With my left hand, I held the small of her back. With my right, I choked her. Her back arched, her head fell back. She gripped my hand tightly but did not try to pull it away. 'Do you see anything?' I asked. She shook her head faintly, her eyes still closed. I drew her in more firmly, pressing harder at her neck. Her breath caught in her throat, then stopped altogether. Her lips, vermilion, parted.

It is not easy for me to confess to the wholly improper reactions that came upon me. I had never seen a mouth so perfect. Her lips, slightly swollen, were trembling. Her skin was the purest cream. Her long hair was sparkling, like falling water turned gold by sunlight. I drew her still closer to me. One of her hands was resting on my chest. I don't know when or how it got there.

Suddenly I became aware of her blue eyes looking up into mine. When had they opened? She was mouthing a word. I hadn't realized. The word was stop.

I let go her throat, expecting her to gasp desperately for breath. She did not.
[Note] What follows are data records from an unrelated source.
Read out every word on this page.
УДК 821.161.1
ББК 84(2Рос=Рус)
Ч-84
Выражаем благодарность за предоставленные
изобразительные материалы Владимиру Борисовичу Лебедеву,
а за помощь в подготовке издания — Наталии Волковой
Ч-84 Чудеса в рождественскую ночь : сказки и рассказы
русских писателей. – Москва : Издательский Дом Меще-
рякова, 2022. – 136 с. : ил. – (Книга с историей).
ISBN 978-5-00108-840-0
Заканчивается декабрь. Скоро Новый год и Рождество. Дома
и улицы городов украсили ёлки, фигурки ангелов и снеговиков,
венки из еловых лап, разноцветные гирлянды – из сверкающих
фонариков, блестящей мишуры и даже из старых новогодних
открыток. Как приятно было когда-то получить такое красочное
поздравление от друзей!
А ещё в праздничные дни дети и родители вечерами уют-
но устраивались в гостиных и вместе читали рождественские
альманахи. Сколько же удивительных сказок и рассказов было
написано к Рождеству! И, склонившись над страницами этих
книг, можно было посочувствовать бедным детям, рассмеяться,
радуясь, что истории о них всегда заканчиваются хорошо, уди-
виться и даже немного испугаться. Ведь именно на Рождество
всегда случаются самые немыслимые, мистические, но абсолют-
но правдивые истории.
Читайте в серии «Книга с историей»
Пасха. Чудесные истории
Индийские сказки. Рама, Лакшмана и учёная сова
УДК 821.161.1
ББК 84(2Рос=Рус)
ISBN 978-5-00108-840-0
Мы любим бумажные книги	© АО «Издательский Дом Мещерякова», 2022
Rather, she said, so softly I could barely hear it, 'Kiss me.'

I am obliged to admit I don't know what I would have done with this invitation. But there came, at that moment, a sudden loud rapping at the door, followed by the rattling of a key being worked frantically in the lock. I released her immediately. In the space of a second, she retrieved the teapot from the floor and placed it on the table, from which she also seized the note I'd left there. We both faced the door.

'I remember,' she whispered urgently to me, as the knob turned. 'I know who did it.'

Chapter Twelve

At noon the same day, September 1, Carl Jung was taken to lunch by Smith Ely Jelliffe — publisher, doctor, and professor of mental diseases at Fordham University — at a club on Fifty-third Street overlooking the park. Freud was not invited; neither was Ferenczi, nor Brill, nor Younger. Their exclusion did not perturb Jung. It was another mark, he felt, of his rising international stature. A less magnanimous man would have been crowing about such a thing, rubbing the invitation in the others' noses. But he, Jung, took his duty of charity seriously, so he concealed.

It was painful, however, to have to hide so much. It had started the very first day out of Bremen. Jung had not actually lied, of course. That, he told himself, he would never do. But it was not his fault; they drove him to dissemble.

For example, Freud and Ferenczi had booked second- class berths on the George Washington. Was he to blame? Not wanting to shame them, he had been obliged to say that, by the time he bought his ticket, only first-class cabins were available. Then there had been his dream the first night on board. Its true message was obvious — that he was surpassing Freud in insight and reputation — so, out of solicitude for Freud's sensitive pride, he asserted that the bones he discovered in the dream belonged to his wife, rather than to Freud. In fact, he had cleverly added that the bones belonged not only to his wife but also his wife's sister: he wanted to see how Freud would react to that, given the skeletons in Freud's own closet. These were trivialities, but they had laid the groundwork for the far greater dissimulation that had become necessary since his arrival in America.